I'm hoping to build a strong monthly readership, so I'm putting in the work. It's been up for two months and five posts now, with a new one coming at the end of this week.
That's interesting. I agree that outside of gaming you really don't see much being done with the old systems.
My first job out of college was with a tiny, now-defunct company that built simple I/O hardware for 8-bit systems. One of the "side products" was a MacPaint clone for the Radio Shack Color Computer II called CoCoMax. We didn't write it: AFAIK, the programmer for the original version contacted the company and asked if they wanted to buy it and pay him royalties. He later went off and built an even more successful product used in TV stations called the Video Toaster. Side product or not, CoCoMax was a cash cow!
On the heels of that success, another programmer who'd written a more advanced version for the Color Computer 3 offered the same deal. From what I recall, they both made buttloads of money from their royalties.
Sometimes I wish I had kept some of that old hardware & software, but it's long gone.

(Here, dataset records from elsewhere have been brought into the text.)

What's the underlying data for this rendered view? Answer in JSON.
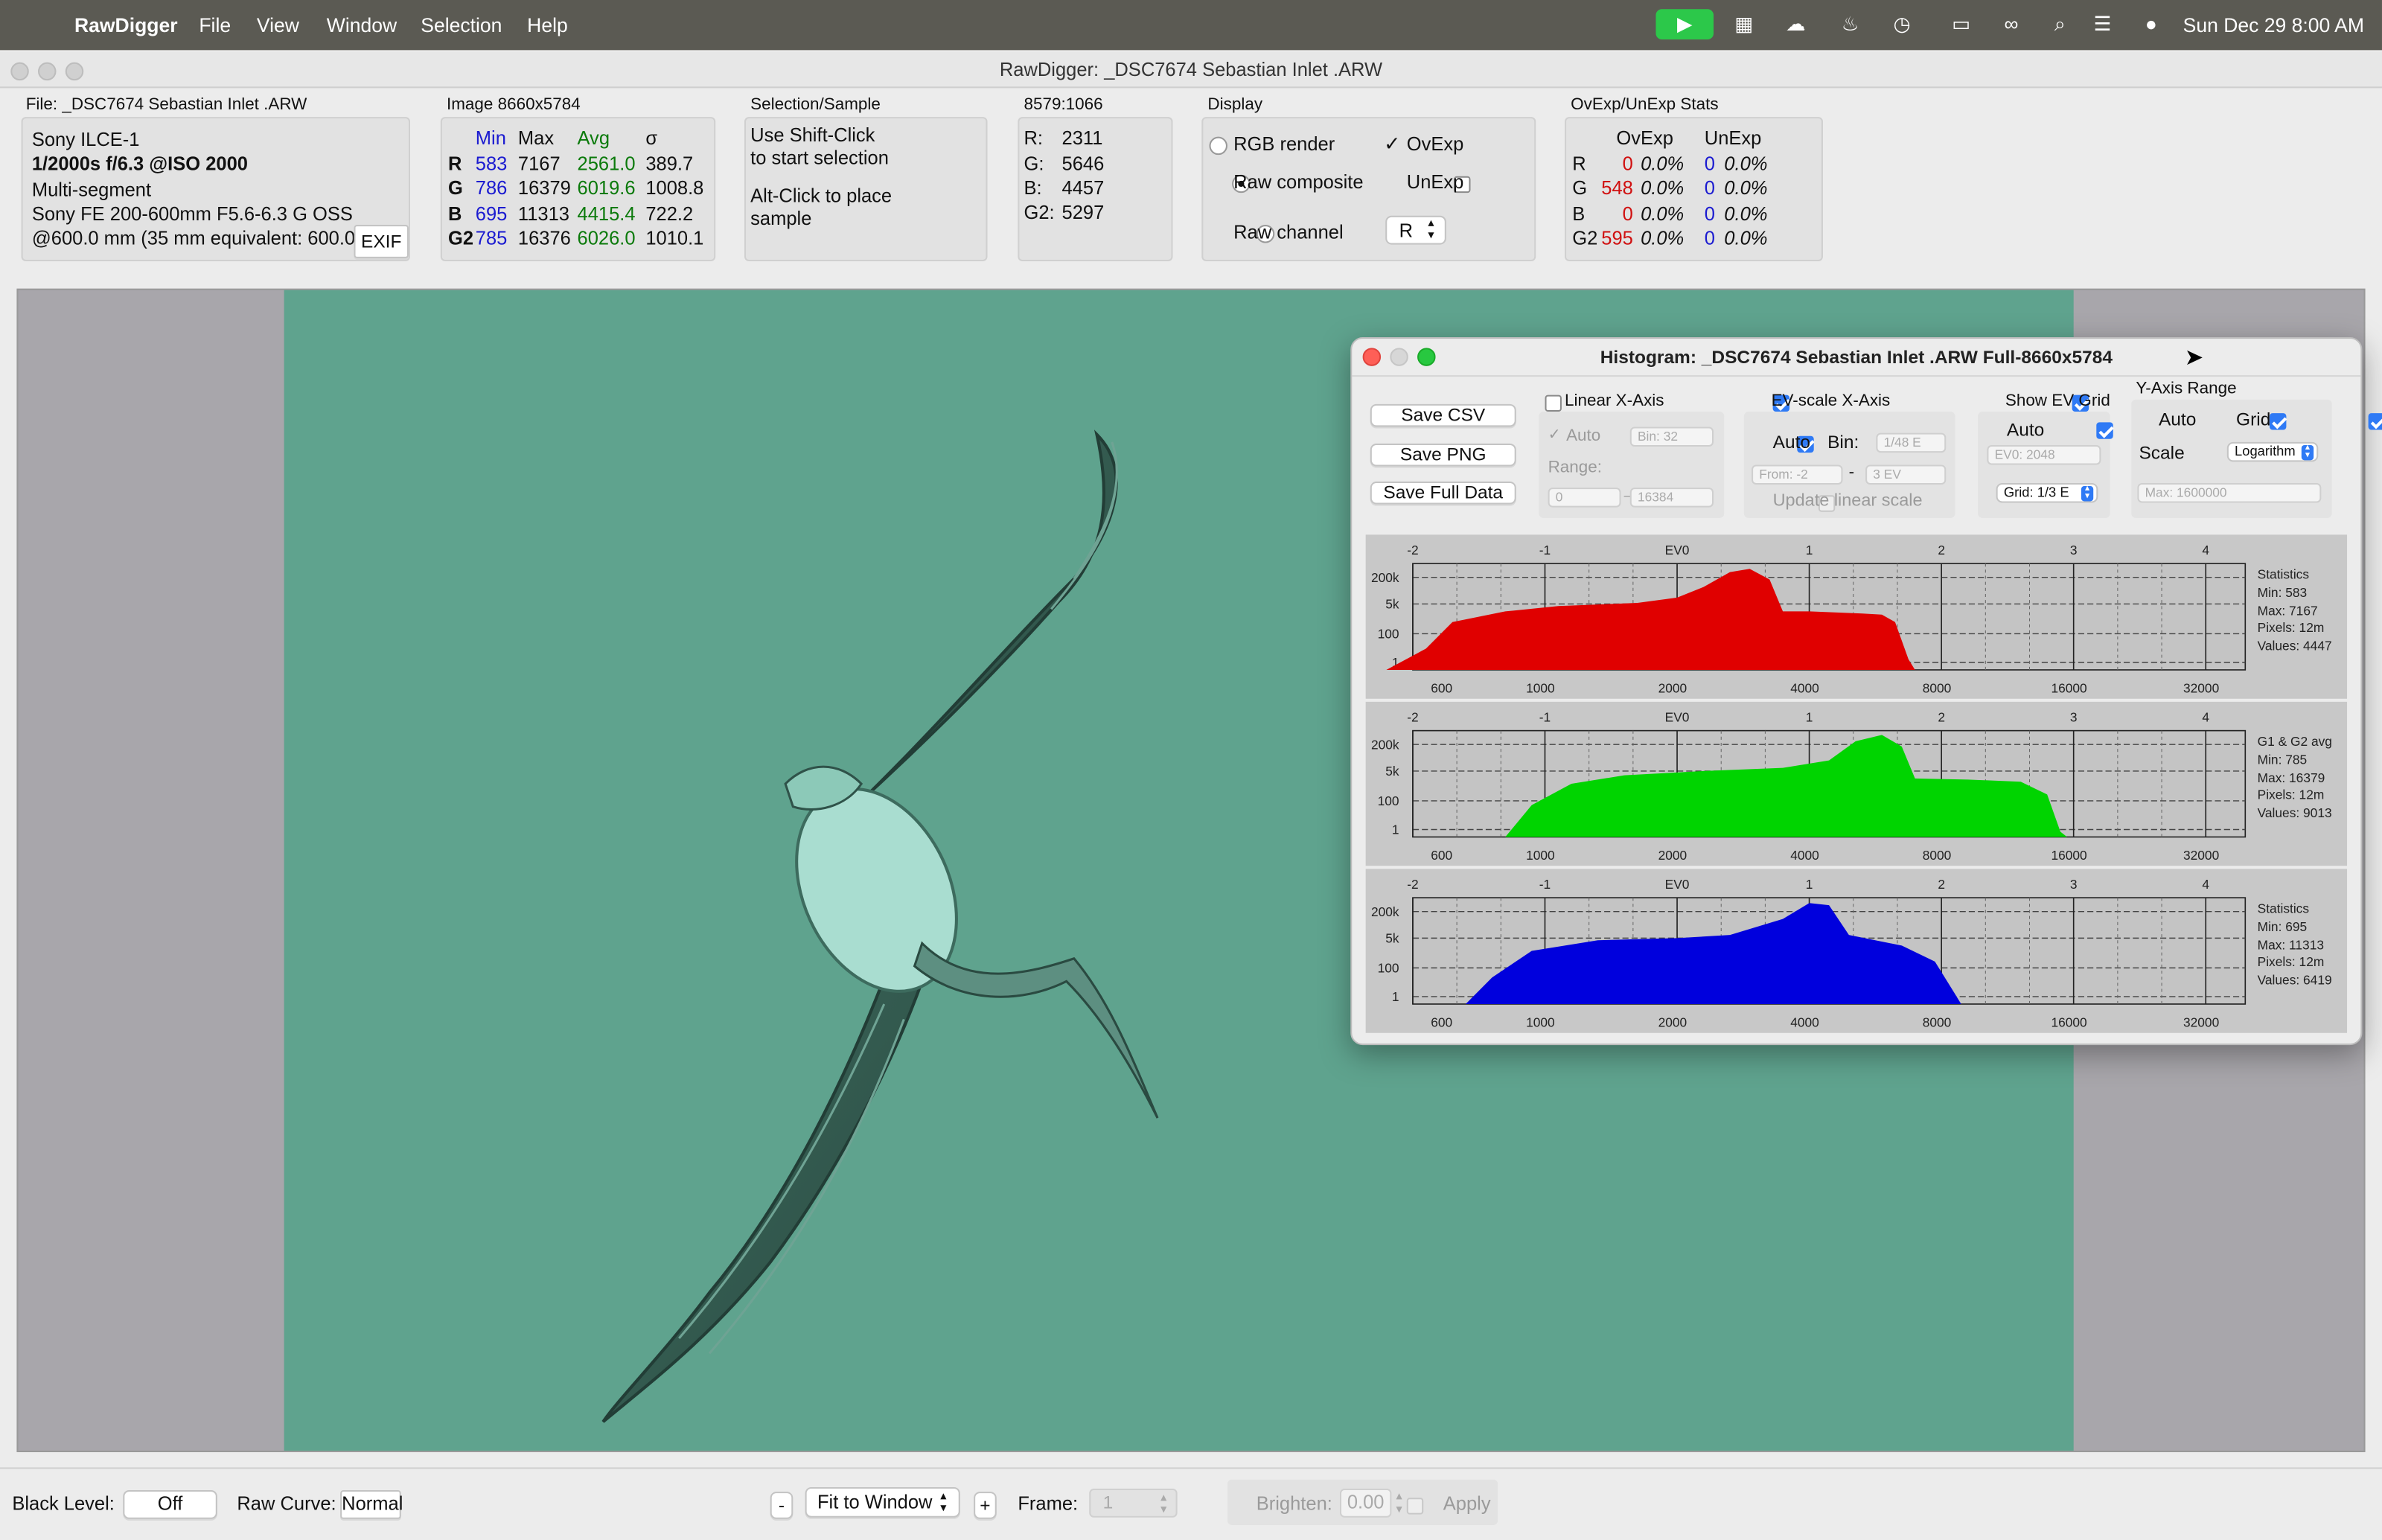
{
  "menubar": {
    "app_name": "RawDigger",
    "items": [
      "File",
      "View",
      "Window",
      "Selection",
      "Help"
    ],
    "clock": "Sun Dec 29  8:00 AM"
  },
  "window": {
    "title": "RawDigger: _DSC7674 Sebastian Inlet .ARW"
  },
  "file_panel": {
    "label": "File: _DSC7674 Sebastian Inlet .ARW",
    "camera": "Sony ILCE-1",
    "exposure": "1/2000s f/6.3 @ISO 2000",
    "mode": "Multi-segment",
    "lens": "Sony FE 200-600mm F5.6-6.3 G OSS",
    "focal": "@600.0 mm (35 mm equivalent: 600.0",
    "exif_button": "EXIF"
  },
  "image_panel": {
    "label": "Image 8660x5784",
    "headers": [
      "Min",
      "Max",
      "Avg",
      "σ"
    ],
    "rows": [
      {
        "ch": "R",
        "min": "583",
        "max": "7167",
        "avg": "2561.0",
        "sd": "389.7"
      },
      {
        "ch": "G",
        "min": "786",
        "max": "16379",
        "avg": "6019.6",
        "sd": "1008.8"
      },
      {
        "ch": "B",
        "min": "695",
        "max": "11313",
        "avg": "4415.4",
        "sd": "722.2"
      },
      {
        "ch": "G2",
        "min": "785",
        "max": "16376",
        "avg": "6026.0",
        "sd": "1010.1"
      }
    ]
  },
  "selection_panel": {
    "label": "Selection/Sample",
    "line1": "Use Shift-Click",
    "line2": "to start selection",
    "line3": "Alt-Click to place",
    "line4": "sample"
  },
  "coord_panel": {
    "label": "8579:1066",
    "rows": [
      {
        "ch": "R:",
        "val": "2311"
      },
      {
        "ch": "G:",
        "val": "5646"
      },
      {
        "ch": "B:",
        "val": "4457"
      },
      {
        "ch": "G2:",
        "val": "5297"
      }
    ]
  },
  "display_panel": {
    "label": "Display",
    "rgb_render": "RGB render",
    "raw_composite": "Raw composite",
    "raw_channel": "Raw channel",
    "ovexp": "OvExp",
    "unexp": "UnExp",
    "channel_value": "R"
  },
  "ovexp_panel": {
    "label": "OvExp/UnExp Stats",
    "headers": [
      "OvExp",
      "UnExp"
    ],
    "rows": [
      {
        "ch": "R",
        "ov": "0",
        "ovp": "0.0%",
        "un": "0",
        "unp": "0.0%"
      },
      {
        "ch": "G",
        "ov": "548",
        "ovp": "0.0%",
        "un": "0",
        "unp": "0.0%"
      },
      {
        "ch": "B",
        "ov": "0",
        "ovp": "0.0%",
        "un": "0",
        "unp": "0.0%"
      },
      {
        "ch": "G2",
        "ov": "595",
        "ovp": "0.0%",
        "un": "0",
        "unp": "0.0%"
      }
    ]
  },
  "histogram": {
    "title": "Histogram: _DSC7674 Sebastian Inlet .ARW Full-8660x5784",
    "buttons": {
      "save_csv": "Save CSV",
      "save_png": "Save PNG",
      "save_full": "Save Full Data"
    },
    "linear": {
      "label": "Linear X-Axis",
      "auto": "Auto",
      "bin": "Bin: 32",
      "range": "Range:",
      "from": "0",
      "to": "16384"
    },
    "ev": {
      "label": "EV-scale X-Axis",
      "auto": "Auto",
      "bin_label": "Bin:",
      "bin": "1/48 E",
      "from": "From: -2",
      "to": "3 EV",
      "dash": "-",
      "update": "Update linear scale"
    },
    "grid": {
      "label": "Show EV Grid",
      "auto": "Auto",
      "ev0": "EV0: 2048",
      "grid": "Grid: 1/3 E"
    },
    "yaxis": {
      "label": "Y-Axis Range",
      "auto": "Auto",
      "grid": "Grid",
      "scale_label": "Scale",
      "scale": "Logarithm",
      "max": "Max: 1600000"
    },
    "ev_ticks": [
      "-2",
      "-1",
      "EV0",
      "1",
      "2",
      "3",
      "4"
    ],
    "x_ticks": [
      "600",
      "1000",
      "2000",
      "4000",
      "8000",
      "16000",
      "32000"
    ],
    "y_ticks": [
      "200k",
      "5k",
      "100",
      "1"
    ],
    "panels": [
      {
        "channel": "red",
        "color": "#e00000",
        "stats": [
          "Statistics",
          "Min: 583",
          "Max: 7167",
          "Pixels: 12m",
          "Values: 4447"
        ]
      },
      {
        "channel": "green",
        "color": "#00d400",
        "stats": [
          "G1 & G2 avg",
          "Min: 785",
          "Max: 16379",
          "Pixels: 12m",
          "Values: 9013"
        ]
      },
      {
        "channel": "blue",
        "color": "#0000dd",
        "stats": [
          "Statistics",
          "Min: 695",
          "Max: 11313",
          "Pixels: 12m",
          "Values: 6419"
        ]
      }
    ]
  },
  "bottombar": {
    "black_level_label": "Black Level:",
    "black_level": "Off",
    "raw_curve_label": "Raw Curve:",
    "raw_curve": "Normal",
    "minus": "-",
    "zoom": "Fit to Window",
    "plus": "+",
    "frame_label": "Frame:",
    "frame": "1",
    "brighten_label": "Brighten:",
    "brighten": "0.00",
    "apply": "Apply"
  }
}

I think this software archaeology / history-keeping is really important. Keep up the good work. These paragraphs resonate with me:
> There is utility in those old tools and interesting ideas to be mined. Recently I stumbled across something that by all accounts should have set the world on fire, but whose ideas needed more time to germinate before blossoming much later. Discoveries like this are not just nostalgic “what ifs” to opine wistfully upon, they can be dormant seeds of the future.

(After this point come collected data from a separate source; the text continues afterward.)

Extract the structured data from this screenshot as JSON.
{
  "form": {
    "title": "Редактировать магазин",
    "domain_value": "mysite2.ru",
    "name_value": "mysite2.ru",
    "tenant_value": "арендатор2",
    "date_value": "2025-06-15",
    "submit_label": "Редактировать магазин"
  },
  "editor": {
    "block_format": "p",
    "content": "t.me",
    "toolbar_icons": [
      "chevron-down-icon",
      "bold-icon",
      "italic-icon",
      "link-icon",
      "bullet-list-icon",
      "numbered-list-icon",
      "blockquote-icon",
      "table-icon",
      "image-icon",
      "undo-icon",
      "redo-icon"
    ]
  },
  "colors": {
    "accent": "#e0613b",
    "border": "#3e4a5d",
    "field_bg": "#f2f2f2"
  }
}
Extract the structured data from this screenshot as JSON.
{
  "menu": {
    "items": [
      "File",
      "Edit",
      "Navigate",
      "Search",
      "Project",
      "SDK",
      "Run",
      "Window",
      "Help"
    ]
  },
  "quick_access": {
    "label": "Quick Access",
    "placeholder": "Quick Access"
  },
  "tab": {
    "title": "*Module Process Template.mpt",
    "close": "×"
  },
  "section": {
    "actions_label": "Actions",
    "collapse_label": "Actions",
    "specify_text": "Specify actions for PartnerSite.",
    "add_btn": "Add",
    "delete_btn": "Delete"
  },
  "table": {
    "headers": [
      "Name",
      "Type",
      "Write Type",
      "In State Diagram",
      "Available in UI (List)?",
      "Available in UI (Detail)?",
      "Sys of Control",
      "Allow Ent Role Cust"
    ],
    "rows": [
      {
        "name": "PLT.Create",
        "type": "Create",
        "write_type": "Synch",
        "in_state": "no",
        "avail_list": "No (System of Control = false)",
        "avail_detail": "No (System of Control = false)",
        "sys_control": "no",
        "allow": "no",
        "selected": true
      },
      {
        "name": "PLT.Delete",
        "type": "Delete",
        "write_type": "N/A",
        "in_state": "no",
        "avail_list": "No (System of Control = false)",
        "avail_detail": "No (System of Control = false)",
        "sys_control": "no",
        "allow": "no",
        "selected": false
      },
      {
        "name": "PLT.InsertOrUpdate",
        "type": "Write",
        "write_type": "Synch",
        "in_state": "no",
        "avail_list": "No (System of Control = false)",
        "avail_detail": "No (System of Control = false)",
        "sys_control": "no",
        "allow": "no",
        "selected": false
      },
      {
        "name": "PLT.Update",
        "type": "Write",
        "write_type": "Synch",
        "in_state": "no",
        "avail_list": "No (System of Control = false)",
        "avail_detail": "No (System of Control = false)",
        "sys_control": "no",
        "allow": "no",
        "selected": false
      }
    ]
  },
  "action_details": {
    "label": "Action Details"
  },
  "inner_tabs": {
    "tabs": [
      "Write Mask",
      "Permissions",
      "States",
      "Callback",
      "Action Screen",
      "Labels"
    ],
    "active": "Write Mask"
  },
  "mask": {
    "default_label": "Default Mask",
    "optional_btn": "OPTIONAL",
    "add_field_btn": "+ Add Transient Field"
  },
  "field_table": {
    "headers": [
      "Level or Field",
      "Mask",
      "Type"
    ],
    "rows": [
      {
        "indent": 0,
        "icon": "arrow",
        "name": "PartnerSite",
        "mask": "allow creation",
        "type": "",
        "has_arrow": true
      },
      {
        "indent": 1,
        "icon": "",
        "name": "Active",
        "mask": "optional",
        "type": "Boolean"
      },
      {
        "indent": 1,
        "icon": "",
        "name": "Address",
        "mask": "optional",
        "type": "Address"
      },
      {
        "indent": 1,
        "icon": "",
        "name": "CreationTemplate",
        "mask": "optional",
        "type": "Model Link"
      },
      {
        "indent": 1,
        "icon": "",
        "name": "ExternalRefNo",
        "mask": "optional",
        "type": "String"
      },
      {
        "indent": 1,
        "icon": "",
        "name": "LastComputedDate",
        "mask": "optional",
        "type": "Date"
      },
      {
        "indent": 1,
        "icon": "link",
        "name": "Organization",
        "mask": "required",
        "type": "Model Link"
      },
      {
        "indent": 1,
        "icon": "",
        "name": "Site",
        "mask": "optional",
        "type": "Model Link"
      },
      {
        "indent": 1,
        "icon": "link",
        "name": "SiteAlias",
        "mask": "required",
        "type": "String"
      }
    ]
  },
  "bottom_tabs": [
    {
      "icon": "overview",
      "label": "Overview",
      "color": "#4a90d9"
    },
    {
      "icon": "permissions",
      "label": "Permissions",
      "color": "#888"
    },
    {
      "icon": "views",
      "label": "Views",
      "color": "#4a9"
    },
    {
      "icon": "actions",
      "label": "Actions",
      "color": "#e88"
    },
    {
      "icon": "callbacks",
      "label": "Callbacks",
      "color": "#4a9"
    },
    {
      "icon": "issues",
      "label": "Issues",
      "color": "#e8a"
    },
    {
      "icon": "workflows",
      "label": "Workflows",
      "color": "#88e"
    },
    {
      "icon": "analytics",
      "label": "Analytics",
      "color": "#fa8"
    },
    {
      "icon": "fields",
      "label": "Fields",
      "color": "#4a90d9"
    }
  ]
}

> Computing moves at such an unrelenting pace, those seeds may lie dormant for any number of reasons: bad marketing, released on a dying platform, too expensive, or even too large a mental leap for the public to “get” at the time. I see this blog as a way to explore the history of the work tools we use every day. I don’t do this out of misty-eyed sentimentality, but rather pragmatic curiosity. The past isn’t sacred, but it is still useful.

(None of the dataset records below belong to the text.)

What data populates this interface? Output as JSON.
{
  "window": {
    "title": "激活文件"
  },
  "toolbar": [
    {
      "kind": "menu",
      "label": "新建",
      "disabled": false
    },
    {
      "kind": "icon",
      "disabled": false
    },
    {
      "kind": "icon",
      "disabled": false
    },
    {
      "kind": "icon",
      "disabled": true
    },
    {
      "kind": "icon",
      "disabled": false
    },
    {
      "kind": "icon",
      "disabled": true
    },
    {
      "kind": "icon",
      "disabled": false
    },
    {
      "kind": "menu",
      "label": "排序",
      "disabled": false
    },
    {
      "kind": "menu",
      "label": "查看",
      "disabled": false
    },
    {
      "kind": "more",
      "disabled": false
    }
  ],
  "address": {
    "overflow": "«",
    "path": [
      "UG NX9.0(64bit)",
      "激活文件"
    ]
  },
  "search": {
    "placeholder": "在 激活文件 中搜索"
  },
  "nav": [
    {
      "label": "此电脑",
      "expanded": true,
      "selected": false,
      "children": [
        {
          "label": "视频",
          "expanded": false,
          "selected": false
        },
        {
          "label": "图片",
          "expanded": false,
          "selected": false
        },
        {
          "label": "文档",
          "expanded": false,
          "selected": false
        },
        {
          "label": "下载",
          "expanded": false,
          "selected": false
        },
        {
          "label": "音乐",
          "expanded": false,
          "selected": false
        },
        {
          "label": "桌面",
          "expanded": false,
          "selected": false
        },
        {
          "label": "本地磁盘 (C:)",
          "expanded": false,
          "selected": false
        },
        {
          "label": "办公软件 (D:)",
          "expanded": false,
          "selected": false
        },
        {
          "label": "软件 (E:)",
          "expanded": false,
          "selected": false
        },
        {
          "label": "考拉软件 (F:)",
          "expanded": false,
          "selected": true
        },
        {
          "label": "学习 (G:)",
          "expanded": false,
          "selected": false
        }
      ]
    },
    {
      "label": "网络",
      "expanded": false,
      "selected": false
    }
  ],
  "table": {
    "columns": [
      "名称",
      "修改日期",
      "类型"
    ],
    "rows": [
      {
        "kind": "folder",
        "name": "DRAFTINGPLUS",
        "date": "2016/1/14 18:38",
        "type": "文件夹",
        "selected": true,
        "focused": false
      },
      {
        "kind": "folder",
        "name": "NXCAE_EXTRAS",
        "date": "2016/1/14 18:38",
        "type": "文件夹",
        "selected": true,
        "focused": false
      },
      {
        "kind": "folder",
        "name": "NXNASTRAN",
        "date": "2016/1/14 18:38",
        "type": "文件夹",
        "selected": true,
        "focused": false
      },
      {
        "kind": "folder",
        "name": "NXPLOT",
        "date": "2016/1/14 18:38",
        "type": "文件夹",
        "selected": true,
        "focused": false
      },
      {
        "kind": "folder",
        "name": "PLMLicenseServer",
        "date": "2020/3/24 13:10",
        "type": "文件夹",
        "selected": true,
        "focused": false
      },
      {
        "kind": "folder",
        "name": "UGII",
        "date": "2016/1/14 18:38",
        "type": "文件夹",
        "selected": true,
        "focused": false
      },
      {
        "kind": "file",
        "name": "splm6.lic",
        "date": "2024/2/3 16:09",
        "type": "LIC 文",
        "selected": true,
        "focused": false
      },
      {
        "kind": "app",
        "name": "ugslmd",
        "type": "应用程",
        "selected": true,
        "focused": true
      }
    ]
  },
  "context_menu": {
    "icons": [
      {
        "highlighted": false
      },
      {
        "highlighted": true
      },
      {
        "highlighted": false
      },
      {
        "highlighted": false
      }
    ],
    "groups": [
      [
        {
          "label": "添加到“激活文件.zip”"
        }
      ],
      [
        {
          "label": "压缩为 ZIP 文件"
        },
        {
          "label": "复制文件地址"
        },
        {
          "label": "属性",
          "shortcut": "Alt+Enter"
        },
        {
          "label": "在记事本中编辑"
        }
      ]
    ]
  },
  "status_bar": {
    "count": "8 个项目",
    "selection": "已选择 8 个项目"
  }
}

What's your research process? Do you use lots of Internet Archive material? Do you reference any personal artifacts i.e. old hardware or documentation laying around? Any interviewing?
Thanks for the kind feedback, and I'm happy you felt resonance with those words. I use tons of Internet Archive material, but also stuff from various retro enthusiast sites which focus on specific hardware platforms. Lots of books, I look through YouTube for interviews, and include my own personal history with the machines and genres (I don't want the blog to read like a passionless how-to manual). If I had the physical space for a hardware collection I'd do that, but alas. No interviewing of my own, just research into existing interviews up to present day. The main point is really to let the software speak for itself and see if it and I can be friends.
That sounds fascinating, thank you for this research.
My pleasure!
This is a neat project! I read the last post and I’ll work my way back through them.
Thanks, I hope you enjoy the series!
This is super cool. If it was RSS enabled I'd immediately add it to my feed!
Thanks! I don't actually know anything about how Ghost blogging platform interacts with RSS feeds, but I get a small amount of traffic from personal aggregation services. I guess I kind of thought RSS is enabled, but I don't use it so I honestly don't know. I'll look into it and see if there's some setting or toggle switch somewhere I need to flip.